Schwemmle C, Ptok M
Klinik und Poliklinik für Phoniatrie und Pädaudiologie, Medizinische Hochschule, Hannover, Germany.
HNO. 2007 Jul;55(7):564-8. doi: 10.1007/s00106-006-1429-0.
In rare cases, dysphonia can be caused by vocal fold deposits called "bamboo nodes." They often feature a transverse yellowish appearance of the middle third of the vocal cord, resembling a bamboo node. Typical histologic signs are similar to rheumatoid nodules.
We report on a 43-year-old woman with known Sharp syndrome and dysphonia. Laryngoscopy showed transverse deposits on both vocal folds. The diagnosis of bamboo nodes was made and treatment initiated.

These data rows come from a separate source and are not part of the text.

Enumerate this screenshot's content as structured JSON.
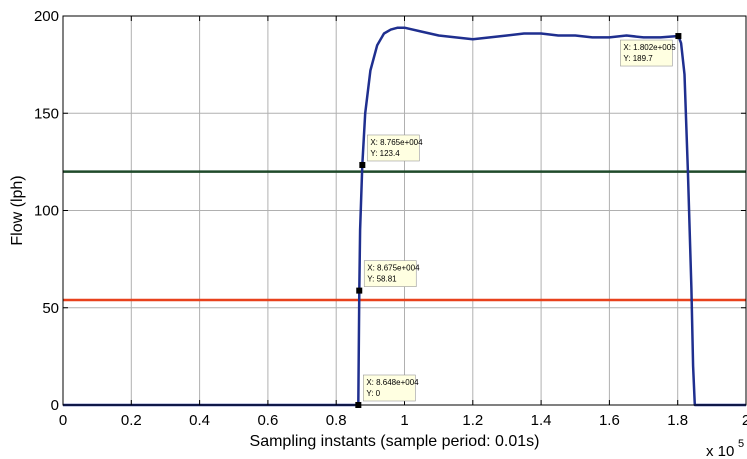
{
  "chart_data": {
    "type": "line",
    "title": "",
    "xlabel": "Sampling instants (sample period: 0.01s)",
    "ylabel": "Flow (lph)",
    "x_multiplier_base": "x 10",
    "x_multiplier_exp": "5",
    "xlim": [
      0,
      2
    ],
    "ylim": [
      0,
      200
    ],
    "x_ticks": [
      {
        "value": 0,
        "label": "0"
      },
      {
        "value": 0.2,
        "label": "0.2"
      },
      {
        "value": 0.4,
        "label": "0.4"
      },
      {
        "value": 0.6,
        "label": "0.6"
      },
      {
        "value": 0.8,
        "label": "0.8"
      },
      {
        "value": 1.0,
        "label": "1"
      },
      {
        "value": 1.2,
        "label": "1.2"
      },
      {
        "value": 1.4,
        "label": "1.4"
      },
      {
        "value": 1.6,
        "label": "1.6"
      },
      {
        "value": 1.8,
        "label": "1.8"
      },
      {
        "value": 2.0,
        "label": "2"
      }
    ],
    "y_ticks": [
      {
        "value": 0,
        "label": "0"
      },
      {
        "value": 50,
        "label": "50"
      },
      {
        "value": 100,
        "label": "100"
      },
      {
        "value": 150,
        "label": "150"
      },
      {
        "value": 200,
        "label": "200"
      }
    ],
    "grid": true,
    "series": [
      {
        "color": "#1f2f8f",
        "x": [
          0,
          0.8648,
          0.8675,
          0.87,
          0.8765,
          0.885,
          0.9,
          0.92,
          0.94,
          0.96,
          0.98,
          1.0,
          1.05,
          1.1,
          1.15,
          1.2,
          1.25,
          1.3,
          1.35,
          1.4,
          1.45,
          1.5,
          1.55,
          1.6,
          1.65,
          1.7,
          1.75,
          1.802,
          1.81,
          1.82,
          1.83,
          1.84,
          1.845,
          1.85,
          2.0
        ],
        "y": [
          0,
          0,
          58.81,
          90,
          123.4,
          150,
          172,
          185,
          191,
          193,
          194,
          194,
          192,
          190,
          189,
          188,
          189,
          190,
          191,
          191,
          190,
          190,
          189,
          189,
          190,
          189,
          189,
          189.7,
          186,
          170,
          120,
          60,
          20,
          0,
          0
        ]
      }
    ],
    "reference_lines": [
      {
        "y": 120,
        "color": "#1f4a2a"
      },
      {
        "y": 54,
        "color": "#e8411c"
      }
    ],
    "datatips": [
      {
        "x": 0.8648,
        "y": 0,
        "x_text": "X: 8.648e+004",
        "y_text": "Y: 0"
      },
      {
        "x": 0.8675,
        "y": 58.81,
        "x_text": "X: 8.675e+004",
        "y_text": "Y: 58.81"
      },
      {
        "x": 0.8765,
        "y": 123.4,
        "x_text": "X: 8.765e+004",
        "y_text": "Y: 123.4"
      },
      {
        "x": 1.802,
        "y": 189.7,
        "x_text": "X: 1.802e+005",
        "y_text": "Y: 189.7"
      }
    ],
    "colors": {
      "tip_background": "#ffffe1",
      "grid": "#b0b0b0",
      "axes": "#000000"
    }
  }
}
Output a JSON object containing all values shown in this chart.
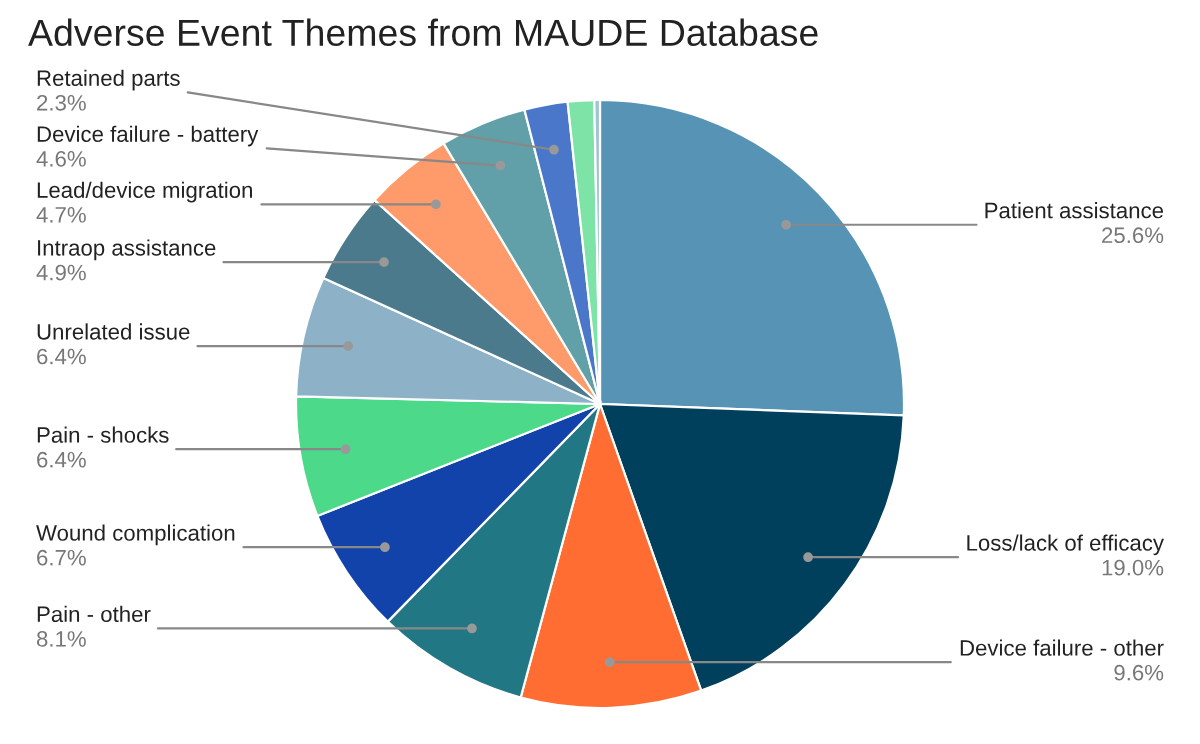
{
  "chart_data": {
    "type": "pie",
    "title": "Adverse Event Themes from MAUDE Database",
    "categories": [
      "Patient assistance",
      "Loss/lack of efficacy",
      "Device failure - other",
      "Pain - other",
      "Wound complication",
      "Pain - shocks",
      "Unrelated issue",
      "Intraop assistance",
      "Lead/device migration",
      "Device failure - battery",
      "Retained parts",
      null,
      null
    ],
    "values": [
      25.6,
      19.0,
      9.6,
      8.1,
      6.7,
      6.4,
      6.4,
      4.9,
      4.7,
      4.6,
      2.3,
      1.4,
      0.3
    ],
    "value_labels": [
      "25.6%",
      "19.0%",
      "9.6%",
      "8.1%",
      "6.7%",
      "6.4%",
      "6.4%",
      "4.9%",
      "4.7%",
      "4.6%",
      "2.3%",
      null,
      null
    ],
    "colors": [
      "#5793b4",
      "#01405c",
      "#ff6d33",
      "#217884",
      "#1243aa",
      "#4cda8a",
      "#8db2c8",
      "#4a7a8c",
      "#ff9a6b",
      "#61a0a8",
      "#4a77c9",
      "#7de3a6",
      "#9fc4d4"
    ],
    "legend": false
  }
}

DISCUSSION/CONCLUSION: Laryngeal deposits should be suspected and a thorough laryngostroboscopic examination carried out whenever a patient with an autoimmune disease presents with a rough and unstable voice. Because the patients may have hoarseness as their primary symptom, it is important for otolaryngologists to be familiar with this disorder. Further autoimmune investigation should be established. A combination of local laryngeal therapy with steroids and subsequent surgery seems to be a useful treatment approach for bamboo nodes. To our knowledge this is the first description of a patient with Sharp syndrome and bamboo nodes.
在罕见情况下,发音障碍可由称为“竹节样结节”的声带沉积物引起。它们通常表现为声带中三分之一处横向的淡黄色外观,类似竹节。典型的组织学特征与类风湿结节相似。
我们报告一名患有已知夏普综合征且有发音障碍的43岁女性。喉镜检查显示双侧声带均有横向沉积物。诊断为竹节样结节并开始治疗。
讨论/结论:每当自身免疫性疾病患者出现声音粗糙和不稳定时,应怀疑有喉部沉积物,并进行全面的喉动态镜检查。由于患者可能以声音嘶哑为主要症状,耳鼻喉科医生熟悉这种疾病很重要。应进一步进行自身免疫性检查。局部喉部类固醇治疗联合后续手术似乎是治疗竹节样结节的有效方法。据我们所知,这是首例关于夏普综合征合并竹节样结节患者的描述。